Aunque algunos me digan que soy un ingenuo, hay cosas que me sorprenden mucho. Más que sorprender, me alarman. Peor, me atemorizan. Este año parece ser a todo o nada para todos. Año electoral como pocos… y sin exagerar. De un lado, los que estamos mirando los logros de estos ocho años con mucha simpatía, casi convencidos (dicho con modestia) de que éste es el único camino a la vista para construir –colectivamente- el país que muchos soñamos. Memorizamos datos, cifras, siglas, estadísticas, frases, hechos para esgrimir como argumentos de lo que vamos a votar en octubre y convencer al que está dubitativo de lo que debería votar si es un argentino de buena voluntad. Lo pienso así y no suelo ser exagerado. Del otro lado, los otros, los que se empecinan en ser oposición (y no estoy hablando de políticos, sino de ciudadanos comunes y corrientes) en ver caos donde no lo hay. Es más, algunos hasta llegan a afirmar que este gobierno nos está llevando al desastre, a la extinción como país, que jamás se ha vivido una situación tan calamitosa como ésta. Cuando escucho algo así, sólo puedo dibujar una sonrisita suave, como de condescendencia. Hay venenos que no tienen antídoto. Pobres, ¿no? Van a tener que “soportar” mucho más de este kaos kalamitoso y katastrófiko.
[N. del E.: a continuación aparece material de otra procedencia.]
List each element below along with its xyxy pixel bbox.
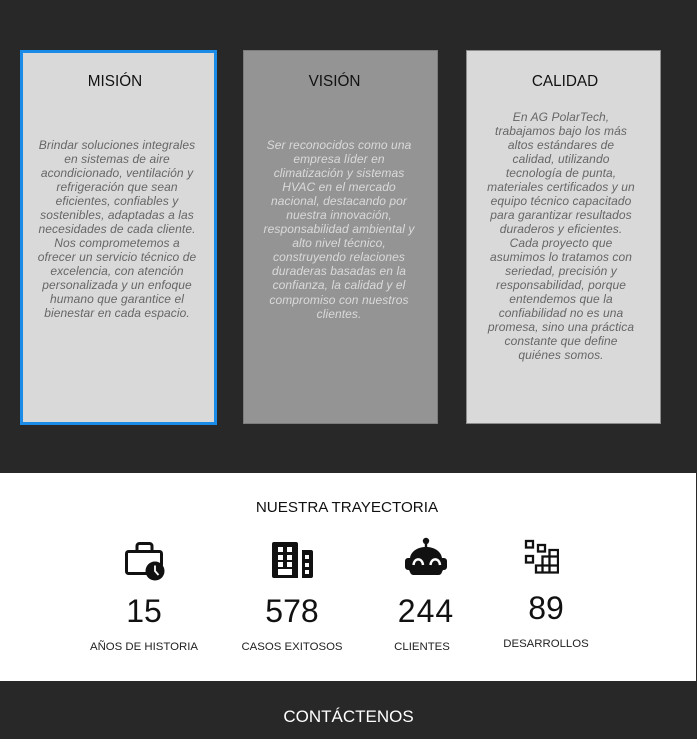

Pero más grave aún es que, muchas veces, ese veneno traspasa límites verdaderamente venenosos. Soy un curioso impertinente, como diría Cervantes, y también un poco masoquista. Todos los días curioseo con impertinencia las cartas de los lectores de La Capital, cuyas columnas pertenecen al pueblo pero sin demasiadas precisiones que indiquen en qué zona geográfica está ubicado ese pueblo tan encolumnado. En muchas de esas cartas se ve el asco, el más racial, el más recalcitrante que uno pueda imaginarse. Ese asco-odio de aquella gente que no logra entender lo que es la inclusión. De esos que se quejan de las jubilaciones ampliadas, de la asignación universal, de los subsidios a los desocupados… En estos días leí la carta de una señora que se quejaba por la asignación extendida a las embarazadas porque convertía a las mujeres pobres en “fábricas de bebés”. Sin palabras, sin argumentos. ¿Qué quieren?¿Qué piensan?¿Qué sienten aquellas personas capaces de expresar tanta crueldad? ¿Qué clase de cuentitos leerán a sus nietos?
Derrotero muy interesante, especialmente para un filósofo "interruptus".